小林よしのりが民族としてのアイヌを認めないと主張する根拠の一つに、アイヌ文化が和人の文化などの影響を受けたもので混交している、というものがある。
(『わしズム』p46など)
しかし、アイヌに限らずに、文化が存在する限り、他者と混交するは当たり前のことなのである。
北海道アイヌの文化にはやはり和人の文化の影響は強いし、樺太や北千島のアイヌの文化はロシアの影響が強い。接触の多かった民族の影響を強く受けるのは当然のことである。
アイヌ語の中に日本語からの外来語が多数入っていることはアイヌ語を学べばすぐ分かることである。
いわゆる日本文化というものもそうではないか。
仏教・茶道・書道などなど、日本の伝統文化のようにみなされているさまざまな事物は、大部分中国や朝鮮から輸入されたものである。
ひらがなやカタカナも漢字を崩して作った文字であり、日本にもとからあった文字ではない。
テンプラは日本にもともとあった伝統料理ではない。テンプラはポルトガル語であり、外国料理がもとだったのである。
日本語という言語にも数々の漢語や西洋語が取り込まれており、特に漢語についてはほとんどそれが外国由来であることが意識されることがない。
たとえば普段我々が使っているイチ、ニ、サン、シ…の数字も中国から伝わった漢語であることを知らない人も多い。
これはもともと当時の中国語でit, ni, sam, siなどと発音していたのを日本語に取り入れたのがもとになっている。
現在我々の使っている言葉の中には、数多くの漢語が使われている。これはもとはというと、昔の中国から伝わった外来語なのである。
特に文章語だと漢語の割合が多く、7割以上が漢語だという。
http://ja.wikipedia.org/wiki/%E8%AA%9E%E7%A8%AE
この文章の最初の段落の漢語の部分をカタカナにしてみるとこうなる。
小林よしのりがミンゾクとしてのアイヌを認めないとシュチョウするコンキョの一つに、アイヌブンカがワジンのブンカなどのエイキョウを受けたものでコンコウしている、というものがある。

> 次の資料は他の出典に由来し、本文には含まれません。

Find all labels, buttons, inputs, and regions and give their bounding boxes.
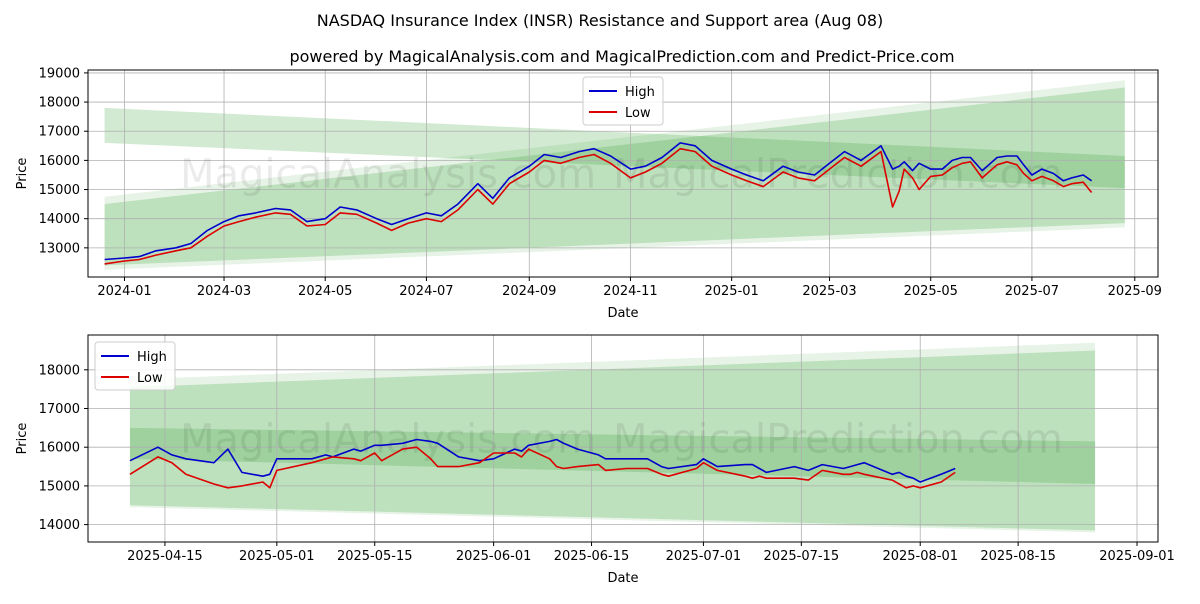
watermark-left: MagicalAnalysis.com [180,417,596,463]
x-tick-label: 2025-01 [704,284,758,299]
watermark-left: MagicalAnalysis.com [180,152,596,198]
x-tick-label: 2024-07 [399,284,453,299]
series-line-high [104,142,1093,261]
y-tick-label: 14000 [39,212,80,227]
x-tick-label: 2025-07-01 [666,549,742,564]
y-tick-label: 17000 [39,402,80,417]
legend-label-low: Low [625,106,651,121]
bands [129,342,1096,533]
y-tick-label: 18000 [39,363,80,378]
legend: High Low [94,341,176,391]
x-tick-label: 2025-05-01 [239,549,315,564]
y-axis-label: Price [15,423,30,455]
x-tick-label: 2025-07-15 [764,549,840,564]
watermark-right: MagicalPrediction.com [613,152,1063,198]
bands [104,80,1125,270]
axes-frame [87,69,1159,278]
series [104,142,1093,265]
x-tick-label: 2025-05 [904,284,958,299]
x-tick-label: 2025-05-15 [337,549,413,564]
x-axis-label: Date [607,571,638,586]
y-tick-label: 16000 [39,441,80,456]
y-tick-label: 16000 [39,154,80,169]
y-tick-label: 18000 [39,96,80,111]
x-tick-label: 2024-01 [97,284,151,299]
series [129,438,956,489]
x-axis-label: Date [607,306,638,321]
y-tick-label: 19000 [39,66,80,81]
x-tick-label: 2025-04-15 [127,549,203,564]
x-tick-label: 2025-03 [802,284,856,299]
x-tick-label: 2025-08-01 [882,549,958,564]
series-line-low [129,446,956,489]
support-band [129,350,1096,531]
x-tick-label: 2025-06-01 [456,549,532,564]
y-tick-label: 15000 [39,183,80,198]
legend-label-high: High [137,350,167,365]
axes-frame [87,334,1159,543]
x-tick-label: 2025-09 [1108,284,1162,299]
x-tick-label: 2025-07 [1005,284,1059,299]
chart-title: NASDAQ Insurance Index (INSR) Resistance… [317,11,883,30]
x-tick-label: 2024-03 [197,284,251,299]
resistance-band [129,427,1096,484]
support-outer-band [104,80,1125,270]
y-tick-label: 15000 [39,479,80,494]
series-line-low [104,147,1093,265]
y-tick-label: 13000 [39,241,80,256]
x-tick-label: 2025-08-15 [980,549,1056,564]
y-axis-label: Price [15,158,30,190]
x-tick-label: 2025-06-15 [554,549,630,564]
y-tick-label: 17000 [39,125,80,140]
support-band [104,87,1125,266]
legend-label-high: High [625,85,655,100]
chart-subtitle: powered by MagicalAnalysis.com and Magic… [289,47,954,66]
x-tick-label: 2024-09 [502,284,556,299]
legend-label-low: Low [137,371,163,386]
x-tick-label: 2024-05 [298,284,352,299]
support-outer-band [129,342,1096,533]
x-tick-label: 2025-09-01 [1099,549,1175,564]
bottom-chart-panel: MagicalAnalysis.com MagicalPrediction.com… [15,334,1175,586]
top-chart-panel: MagicalAnalysis.com MagicalPrediction.com… [15,66,1162,321]
watermark-right: MagicalPrediction.com [613,417,1063,463]
x-tick-label: 2024-11 [603,284,657,299]
resistance-band [104,107,1125,189]
y-tick-label: 14000 [39,518,80,533]
series-line-high [129,438,956,483]
legend: High Low [582,76,664,126]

今現在日本人の言語生活において漢語は必要不可欠なものになっているのである。
そして明治以降の日本の文化は欧米の影響を強く受けているし、特に戦後はアメリカの影響が強いわけである。
しかしJ-POPもテレビゲームもラーメンもすべて日本の文化である。
日本文化として日本人に意識されてるものも、さまざまなものが混交して成立しているのである。
混交しているからと言って、日本民族が存在しないということにはならない。
たとえば、小林がよくとり上げる、チベットにしても、彼らの信仰している仏教(チベット仏教)はもともとインドから渡来したものである。
それをチベット人はそれを取り入れて自分のものにしたわけである。
彼らの使っているチベット文字はインドから伝来した文字を改良したものである。なのでチベット人の文化もやはり混交の結果できたものなのである。
文化の混交は当たり前のことであり、これはこの地球上のすべての文化について当てはまるといえるだろう。
混交していたら民族とは呼べないというのもあまりにも乱暴な理屈であろう。